Defense attorney Charles Peterson argues the FBI made several missteps in its handling of Kurbanov's interrogation.

Peterson says the agents asked Kurbanov two questions before reading him his rights, failed to tell him that he had already been charged with a terrorism-related crime in Utah and did not provide him with an attorney when he asked if his lawyer was in the building. The cultural disconnect between law enforcement in the U.S. and Kurbanov's home country was also an issue, according to the defense attorney.

"He did not understand the justice system and his only experience with the law involved questioning in Uzbekistan by authorities who required that he answer their questions," Peterson wrote in the filing.

The filing also raises concerns about whether the Uzbek translator was correctly relaying what Kurbanov told the agents, and vice versa.

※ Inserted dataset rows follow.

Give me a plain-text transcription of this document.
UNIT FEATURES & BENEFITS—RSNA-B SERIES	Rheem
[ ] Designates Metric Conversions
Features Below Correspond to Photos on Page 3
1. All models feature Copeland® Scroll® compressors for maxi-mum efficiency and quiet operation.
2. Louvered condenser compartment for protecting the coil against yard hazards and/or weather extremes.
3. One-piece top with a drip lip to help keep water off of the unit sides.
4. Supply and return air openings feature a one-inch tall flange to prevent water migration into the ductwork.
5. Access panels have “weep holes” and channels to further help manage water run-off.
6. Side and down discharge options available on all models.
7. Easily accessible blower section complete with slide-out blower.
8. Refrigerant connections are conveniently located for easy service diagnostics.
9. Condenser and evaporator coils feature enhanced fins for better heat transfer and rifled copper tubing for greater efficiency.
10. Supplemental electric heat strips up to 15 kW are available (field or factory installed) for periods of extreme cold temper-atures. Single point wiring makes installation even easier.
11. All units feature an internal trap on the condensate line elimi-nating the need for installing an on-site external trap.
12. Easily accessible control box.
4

But prosecutors maintain that Kurbanov did not raise any issues with the translation during the interview and clearly agreed to speak to the agents without a lawyer present.

The questions agents posed to Kurbanov as he was being taken into custody were whether there was anything in his home that was a threat to the agents searching it, and whether he knew of any imminent threat or danger to the United States, Idaho, or any other place. Kurbanov answered 'no' to both.

Lucoff argues that the answer to both questions was a public safety issue, and appropriate to ask even if the suspect had not yet been advised of his rights.

A judge will decide whether to suppress what Kurbanov's statements during a hearing Thursday.